Sebuah kerajaan yang ada di ranah Minangkabau, namun secara wilayah
telah melampaui sekat-sekat kewilayahannya. Diawali dengan memaparkan
tentang Kerajaan Pagaruyung itu sendiri, struktur Kerajaan Pagaruyung,
bukti keberadaan Kerajaan Pagaruyung serta Kerajaan Pagaruyung, hegemoni
melampaui sekat-sekat kewilayahan.
Kerajaan Pagaruyung merupakan sebuah kerajaan yang berpusat di luhak Tanah Datar, Minangkabau. Istana kerajaan berada di Nagari Pagaruyung, yang berfungsi sebagai pusat pemerintahan raja. Kerajaan Pagaruyung disebut juga sebagai kerajaan Minangkabau. Luhak Tanah Datar sendiri merupakan salah satu bagian dari luhak nan tigo yang terdapat dalam konsepsi masyarakat Minangkabau terutama tentang alamnya. Kerajaan Pagaruyung itu sendiri didirikan oleh Adityawarman dan mencapai puncaknya sekitar abad ke-14 dan ke-15, ketika Adityawarman masih berkuasa . Adityawarman adalah putra dari Dara Jingga dari Tanah Melayu, cucu Tribhuwanaraja Mauliwarmadewa, yang dibesarkan di Majapahit. Faktor itu pula yang menyebabkan ketika Adityawarman memerintah, pengaruh Kerajaan Majapahit sangat jelas. Bahkan pada masa pemerintahan Adityawarman organisasi pemerintahan kerajaan disusun menurut sistem organisasi yang berlaku di Majapahit. Begitu juga dengan sistem pemerintahan, tampaknya pola Kerajaan Majapahit dipakai pula oleh Kerajaan Pagaruyung. Pada dasarnya sistem pemerintahan di wilayah kerajaan terdiri atas dua pola, di Majapahit terdiri dari wilayah bawahan, dengan pimpinan raja bawahan, yang umumnya adalah anggota raja di pusat pemerintahan, dan wilayah mancanegara, yaitu daerah taklukan yang dipimpin raja wilayah itu sendiri. Sedangkan pola yang dipakai di Minangkabau ialah wilayah rantau, yaitu kerajaan yang dipimpin oleh raja kecil sebagai wakil raja di Pagaruyung, dan wilayah Luhak yang dipimpin para penghulu. Wilayah itu masing-masing diatur menurut sistem yang berbeda satu sama lain, sebagaimana yang diungkapkan mamang “luhak berpenghulu, rantau beraja”.
Pembentukan
Kerajaan Pagaruyung oleh Adityawarman merupakan peristiwa penting dalam
sejarah Minangkabau, karena peristiwa itu menunjukkan usaha pertama
dalam pembentukan sebuah sistem otoritas yang berada di atas tingkat
nagari yang otonom. Walaupun selanjutnya kedudukan raja di dalam
pemerintahan alam Minangkabau lebih bersifat sebagai pemersatu
nagari-nagari otonom tersebut. Otoritas tradisional Raja Minangkabau
hanya merupakan simbol persatuan dari republik-republik nagari
Minangkabau dan pemelihara hubungan dengan masyarakat di luar alam
Minangkabau. Raja meminjamkan daulatnya kepada kerajaan dan raja
merupakan lambang dari persatuan Minangkabau sebagai satu keseluruhan.

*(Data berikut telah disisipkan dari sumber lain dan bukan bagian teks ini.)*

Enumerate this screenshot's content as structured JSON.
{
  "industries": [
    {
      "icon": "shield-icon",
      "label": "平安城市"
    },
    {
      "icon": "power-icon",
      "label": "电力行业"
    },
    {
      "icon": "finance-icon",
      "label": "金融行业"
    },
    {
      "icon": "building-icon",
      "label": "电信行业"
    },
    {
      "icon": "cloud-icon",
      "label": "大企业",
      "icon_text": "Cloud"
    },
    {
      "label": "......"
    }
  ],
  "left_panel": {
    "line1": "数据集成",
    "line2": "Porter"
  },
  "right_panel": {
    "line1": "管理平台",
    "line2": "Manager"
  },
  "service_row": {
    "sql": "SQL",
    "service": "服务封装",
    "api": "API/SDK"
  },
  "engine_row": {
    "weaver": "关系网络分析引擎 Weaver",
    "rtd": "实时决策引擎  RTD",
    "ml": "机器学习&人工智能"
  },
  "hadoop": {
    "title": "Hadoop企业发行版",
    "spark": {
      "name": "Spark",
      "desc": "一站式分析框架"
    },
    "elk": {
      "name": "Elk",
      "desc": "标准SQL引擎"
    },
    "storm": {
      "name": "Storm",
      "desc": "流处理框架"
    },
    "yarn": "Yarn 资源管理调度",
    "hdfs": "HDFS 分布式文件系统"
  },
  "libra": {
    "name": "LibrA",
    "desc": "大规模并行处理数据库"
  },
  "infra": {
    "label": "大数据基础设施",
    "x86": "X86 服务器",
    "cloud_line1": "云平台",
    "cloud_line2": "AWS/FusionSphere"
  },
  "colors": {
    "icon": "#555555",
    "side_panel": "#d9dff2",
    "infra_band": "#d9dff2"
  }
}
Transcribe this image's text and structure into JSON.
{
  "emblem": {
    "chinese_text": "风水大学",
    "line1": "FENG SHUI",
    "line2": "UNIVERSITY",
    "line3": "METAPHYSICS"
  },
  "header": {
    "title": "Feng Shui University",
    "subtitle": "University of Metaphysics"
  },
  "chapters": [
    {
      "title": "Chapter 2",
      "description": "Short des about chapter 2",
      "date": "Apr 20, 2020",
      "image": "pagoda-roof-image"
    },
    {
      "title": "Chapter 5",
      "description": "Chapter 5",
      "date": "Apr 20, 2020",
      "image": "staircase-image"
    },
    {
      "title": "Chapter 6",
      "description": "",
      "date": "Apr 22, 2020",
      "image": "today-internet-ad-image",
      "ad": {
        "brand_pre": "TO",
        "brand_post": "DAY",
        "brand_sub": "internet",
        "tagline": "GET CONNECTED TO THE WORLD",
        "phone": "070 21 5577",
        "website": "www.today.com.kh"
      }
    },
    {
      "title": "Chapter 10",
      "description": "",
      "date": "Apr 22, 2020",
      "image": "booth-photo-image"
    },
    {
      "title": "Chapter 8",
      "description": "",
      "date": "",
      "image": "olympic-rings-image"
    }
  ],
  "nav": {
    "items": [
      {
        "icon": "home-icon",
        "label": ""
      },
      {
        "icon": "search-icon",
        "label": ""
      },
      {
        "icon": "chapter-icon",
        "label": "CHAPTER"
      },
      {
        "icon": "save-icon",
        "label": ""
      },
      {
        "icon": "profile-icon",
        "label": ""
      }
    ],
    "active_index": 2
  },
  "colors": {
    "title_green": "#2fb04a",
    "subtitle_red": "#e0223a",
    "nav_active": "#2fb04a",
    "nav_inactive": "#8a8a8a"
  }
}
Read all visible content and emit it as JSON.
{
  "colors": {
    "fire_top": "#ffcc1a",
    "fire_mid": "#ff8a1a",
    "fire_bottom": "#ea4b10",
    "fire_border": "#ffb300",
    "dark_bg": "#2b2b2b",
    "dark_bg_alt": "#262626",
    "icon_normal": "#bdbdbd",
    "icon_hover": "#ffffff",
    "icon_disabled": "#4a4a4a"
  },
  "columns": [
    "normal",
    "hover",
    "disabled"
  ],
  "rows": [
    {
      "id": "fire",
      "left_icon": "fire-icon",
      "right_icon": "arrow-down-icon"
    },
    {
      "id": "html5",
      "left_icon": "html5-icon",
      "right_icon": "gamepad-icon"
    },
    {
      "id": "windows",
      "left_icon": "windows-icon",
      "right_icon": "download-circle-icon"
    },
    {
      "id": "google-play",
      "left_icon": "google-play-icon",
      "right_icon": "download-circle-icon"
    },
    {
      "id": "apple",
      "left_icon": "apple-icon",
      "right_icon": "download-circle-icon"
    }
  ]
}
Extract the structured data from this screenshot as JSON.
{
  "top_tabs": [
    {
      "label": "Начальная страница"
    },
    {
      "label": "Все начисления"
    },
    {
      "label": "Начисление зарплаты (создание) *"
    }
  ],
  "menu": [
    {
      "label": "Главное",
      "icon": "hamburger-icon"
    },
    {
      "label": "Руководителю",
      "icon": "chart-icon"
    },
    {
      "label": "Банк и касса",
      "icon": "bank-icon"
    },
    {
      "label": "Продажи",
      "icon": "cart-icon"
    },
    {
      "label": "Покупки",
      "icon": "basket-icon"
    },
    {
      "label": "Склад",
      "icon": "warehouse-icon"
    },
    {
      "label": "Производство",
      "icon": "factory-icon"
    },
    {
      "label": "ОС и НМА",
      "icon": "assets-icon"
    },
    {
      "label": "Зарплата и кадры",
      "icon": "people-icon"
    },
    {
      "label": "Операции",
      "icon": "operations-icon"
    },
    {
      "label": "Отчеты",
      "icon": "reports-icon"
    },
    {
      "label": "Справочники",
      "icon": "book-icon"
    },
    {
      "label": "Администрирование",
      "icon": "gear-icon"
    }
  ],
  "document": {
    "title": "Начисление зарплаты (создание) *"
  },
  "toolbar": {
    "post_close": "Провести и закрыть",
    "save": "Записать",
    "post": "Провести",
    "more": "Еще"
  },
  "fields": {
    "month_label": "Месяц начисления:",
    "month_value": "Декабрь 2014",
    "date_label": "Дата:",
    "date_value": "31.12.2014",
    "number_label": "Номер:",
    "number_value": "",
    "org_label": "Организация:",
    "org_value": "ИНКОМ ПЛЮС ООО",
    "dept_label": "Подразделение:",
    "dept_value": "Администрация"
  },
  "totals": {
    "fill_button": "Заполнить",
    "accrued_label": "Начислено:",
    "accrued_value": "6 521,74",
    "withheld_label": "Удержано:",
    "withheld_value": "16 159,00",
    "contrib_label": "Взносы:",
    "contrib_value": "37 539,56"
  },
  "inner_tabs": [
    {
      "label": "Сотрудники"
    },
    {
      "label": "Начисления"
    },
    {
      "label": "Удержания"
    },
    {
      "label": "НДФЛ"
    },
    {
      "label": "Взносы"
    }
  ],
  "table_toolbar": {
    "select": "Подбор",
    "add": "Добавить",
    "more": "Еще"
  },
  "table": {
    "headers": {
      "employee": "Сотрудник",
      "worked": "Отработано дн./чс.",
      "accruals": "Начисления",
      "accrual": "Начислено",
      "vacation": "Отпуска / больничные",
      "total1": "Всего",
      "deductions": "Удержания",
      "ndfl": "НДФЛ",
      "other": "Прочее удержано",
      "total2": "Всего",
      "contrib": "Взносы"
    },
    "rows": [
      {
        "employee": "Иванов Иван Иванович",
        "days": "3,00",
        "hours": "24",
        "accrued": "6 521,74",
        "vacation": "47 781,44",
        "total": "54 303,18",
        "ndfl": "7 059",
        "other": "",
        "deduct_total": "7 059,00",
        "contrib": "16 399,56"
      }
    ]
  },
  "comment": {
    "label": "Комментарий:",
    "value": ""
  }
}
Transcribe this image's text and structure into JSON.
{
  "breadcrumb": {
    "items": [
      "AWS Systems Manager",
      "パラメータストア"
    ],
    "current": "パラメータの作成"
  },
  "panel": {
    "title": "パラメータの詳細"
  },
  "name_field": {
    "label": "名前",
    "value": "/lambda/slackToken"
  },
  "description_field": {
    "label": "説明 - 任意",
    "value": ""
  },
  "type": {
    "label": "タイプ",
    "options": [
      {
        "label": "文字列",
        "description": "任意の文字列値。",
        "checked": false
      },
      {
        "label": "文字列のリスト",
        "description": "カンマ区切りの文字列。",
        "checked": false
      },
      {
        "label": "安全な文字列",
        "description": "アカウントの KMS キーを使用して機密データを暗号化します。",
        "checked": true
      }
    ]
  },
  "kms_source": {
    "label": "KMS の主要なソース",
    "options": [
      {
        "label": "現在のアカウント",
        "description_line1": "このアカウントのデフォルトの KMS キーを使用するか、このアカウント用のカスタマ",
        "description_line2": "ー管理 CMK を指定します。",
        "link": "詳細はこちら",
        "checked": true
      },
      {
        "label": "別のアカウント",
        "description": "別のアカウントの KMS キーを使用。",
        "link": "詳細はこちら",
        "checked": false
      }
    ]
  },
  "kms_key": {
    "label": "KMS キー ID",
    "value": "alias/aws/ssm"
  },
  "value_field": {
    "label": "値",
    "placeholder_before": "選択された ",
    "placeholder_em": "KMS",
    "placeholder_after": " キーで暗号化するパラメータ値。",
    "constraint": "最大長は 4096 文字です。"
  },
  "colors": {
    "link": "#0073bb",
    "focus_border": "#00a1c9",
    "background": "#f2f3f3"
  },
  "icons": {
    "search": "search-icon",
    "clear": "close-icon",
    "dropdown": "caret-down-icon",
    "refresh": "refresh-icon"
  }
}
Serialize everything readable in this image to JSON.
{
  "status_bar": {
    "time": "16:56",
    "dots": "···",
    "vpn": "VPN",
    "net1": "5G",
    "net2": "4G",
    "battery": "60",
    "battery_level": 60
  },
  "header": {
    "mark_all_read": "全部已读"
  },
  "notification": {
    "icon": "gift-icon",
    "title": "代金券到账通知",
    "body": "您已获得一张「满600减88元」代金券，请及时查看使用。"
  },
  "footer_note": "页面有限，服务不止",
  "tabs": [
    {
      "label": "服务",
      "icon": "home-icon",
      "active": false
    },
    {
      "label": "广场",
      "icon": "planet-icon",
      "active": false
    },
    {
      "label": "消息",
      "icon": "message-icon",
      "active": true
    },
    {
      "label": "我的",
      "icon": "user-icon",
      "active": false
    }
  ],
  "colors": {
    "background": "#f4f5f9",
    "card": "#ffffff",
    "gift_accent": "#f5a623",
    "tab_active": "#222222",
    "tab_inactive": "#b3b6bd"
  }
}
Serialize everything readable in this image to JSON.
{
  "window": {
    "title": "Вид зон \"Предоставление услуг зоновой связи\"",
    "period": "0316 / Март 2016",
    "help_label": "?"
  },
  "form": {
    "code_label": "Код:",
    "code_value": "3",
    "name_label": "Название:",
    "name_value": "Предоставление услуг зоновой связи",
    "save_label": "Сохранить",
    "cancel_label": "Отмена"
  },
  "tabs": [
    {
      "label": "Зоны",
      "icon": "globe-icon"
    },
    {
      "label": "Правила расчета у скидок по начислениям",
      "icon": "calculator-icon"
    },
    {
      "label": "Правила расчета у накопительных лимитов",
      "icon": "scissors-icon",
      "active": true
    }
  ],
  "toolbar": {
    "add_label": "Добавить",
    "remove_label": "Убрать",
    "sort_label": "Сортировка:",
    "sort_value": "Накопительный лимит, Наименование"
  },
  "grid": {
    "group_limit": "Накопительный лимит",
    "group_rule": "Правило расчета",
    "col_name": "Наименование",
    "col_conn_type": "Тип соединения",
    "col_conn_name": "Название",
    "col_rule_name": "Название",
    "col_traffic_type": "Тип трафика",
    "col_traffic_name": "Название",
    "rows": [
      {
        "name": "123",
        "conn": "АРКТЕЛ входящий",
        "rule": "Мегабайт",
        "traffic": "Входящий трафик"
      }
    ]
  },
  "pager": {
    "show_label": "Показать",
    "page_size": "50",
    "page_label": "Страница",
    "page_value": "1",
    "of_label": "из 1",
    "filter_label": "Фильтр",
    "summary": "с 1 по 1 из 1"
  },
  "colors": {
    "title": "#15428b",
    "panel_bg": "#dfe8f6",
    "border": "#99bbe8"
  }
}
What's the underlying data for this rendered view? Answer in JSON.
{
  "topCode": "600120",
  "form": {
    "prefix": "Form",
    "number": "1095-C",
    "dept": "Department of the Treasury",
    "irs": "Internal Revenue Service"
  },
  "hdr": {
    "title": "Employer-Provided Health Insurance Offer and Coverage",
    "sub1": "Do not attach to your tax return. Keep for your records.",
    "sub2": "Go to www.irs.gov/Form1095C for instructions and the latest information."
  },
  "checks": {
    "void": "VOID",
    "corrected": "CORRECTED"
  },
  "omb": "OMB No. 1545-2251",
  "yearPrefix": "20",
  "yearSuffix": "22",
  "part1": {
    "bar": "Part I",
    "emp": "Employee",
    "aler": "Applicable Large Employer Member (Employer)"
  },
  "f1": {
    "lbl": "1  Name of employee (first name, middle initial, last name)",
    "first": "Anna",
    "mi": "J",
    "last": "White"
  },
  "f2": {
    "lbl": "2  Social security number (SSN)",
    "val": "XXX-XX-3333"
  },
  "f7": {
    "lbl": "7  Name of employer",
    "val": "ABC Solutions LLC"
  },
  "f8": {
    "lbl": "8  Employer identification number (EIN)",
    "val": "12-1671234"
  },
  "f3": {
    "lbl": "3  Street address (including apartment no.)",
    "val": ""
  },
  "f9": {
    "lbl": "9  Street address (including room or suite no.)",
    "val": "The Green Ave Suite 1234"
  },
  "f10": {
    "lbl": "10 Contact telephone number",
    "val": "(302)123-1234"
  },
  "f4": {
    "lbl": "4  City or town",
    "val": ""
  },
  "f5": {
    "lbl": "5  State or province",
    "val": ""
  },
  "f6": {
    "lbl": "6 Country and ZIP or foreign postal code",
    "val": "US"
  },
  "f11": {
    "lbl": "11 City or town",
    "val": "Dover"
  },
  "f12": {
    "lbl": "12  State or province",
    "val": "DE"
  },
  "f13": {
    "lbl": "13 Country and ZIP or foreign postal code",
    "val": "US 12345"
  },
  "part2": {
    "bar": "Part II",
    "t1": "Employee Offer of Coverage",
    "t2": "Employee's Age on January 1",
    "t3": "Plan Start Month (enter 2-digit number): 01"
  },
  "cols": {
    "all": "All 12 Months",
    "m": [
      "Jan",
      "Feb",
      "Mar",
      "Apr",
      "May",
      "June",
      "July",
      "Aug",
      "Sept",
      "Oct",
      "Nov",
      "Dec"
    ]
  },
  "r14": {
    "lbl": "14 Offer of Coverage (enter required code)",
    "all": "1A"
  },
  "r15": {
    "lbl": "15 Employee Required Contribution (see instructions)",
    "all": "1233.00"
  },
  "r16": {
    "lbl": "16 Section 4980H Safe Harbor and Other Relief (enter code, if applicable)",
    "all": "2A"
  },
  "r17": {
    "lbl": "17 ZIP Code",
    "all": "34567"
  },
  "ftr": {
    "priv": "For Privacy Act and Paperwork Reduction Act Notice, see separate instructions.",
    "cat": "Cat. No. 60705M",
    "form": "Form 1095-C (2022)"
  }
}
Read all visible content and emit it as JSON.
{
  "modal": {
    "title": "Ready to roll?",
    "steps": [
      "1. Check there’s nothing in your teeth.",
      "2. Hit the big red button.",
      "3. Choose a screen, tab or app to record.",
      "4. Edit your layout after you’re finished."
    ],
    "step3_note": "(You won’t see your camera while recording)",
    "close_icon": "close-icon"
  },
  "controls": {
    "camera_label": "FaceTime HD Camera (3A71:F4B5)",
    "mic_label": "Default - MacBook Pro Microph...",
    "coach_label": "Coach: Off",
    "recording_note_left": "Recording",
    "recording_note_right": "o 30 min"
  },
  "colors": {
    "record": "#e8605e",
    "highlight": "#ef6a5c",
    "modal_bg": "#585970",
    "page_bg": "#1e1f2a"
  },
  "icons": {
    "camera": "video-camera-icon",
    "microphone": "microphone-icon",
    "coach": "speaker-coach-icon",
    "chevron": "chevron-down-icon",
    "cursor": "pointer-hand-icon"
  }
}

Sepeninggal Adityawarman, raja-raja Pagaruyung tetap dihormati rakyat sebagai tokoh yang menjaga keseimbangan dan keutuhan serta sebagai pemungut pajak (uang adat) yang menjadi ikatan politik. Raja mempunyai basis kekuasaan berupa pemungut pajak di kawasan rantau seperti pajak pelabuhan, pajak perdagangan dan berbagai bentuk uang adat. Pada prinsipnya, pemungutan pajak itu merupakan pemenuhan kewajiban adat. Demikian juga halnya ada pajak untuk mendirikan rumah, bangunan-bangunan balai adat, dan lain-lain.
Raja
Minangkabau, yang berkedudukan di Pagaruyung selalu menerima pajak atau
upeti dari raja di rantau seperti Siak, Indragiri, Air Bangis, Sungai
Pagu, Batang Hari, bahkan dari Batak. Pemungutan pajak di rantau kadang
kala juga diserahkan kepada raja atau utusannya yang datang ke rantau
untuk menjemput uang adat yang terkumpul. Hubungan dengan raja di rantau
ada juga yang berlangsung melalui hubungan perkawinan, dikirim langsung
dari Pagaruyung dan sebagainya, hingga muncul istilah sapiah balahan,
kuduang karatan, kapak radai, dan timbang pacahan Kerajaan Pagaruyung.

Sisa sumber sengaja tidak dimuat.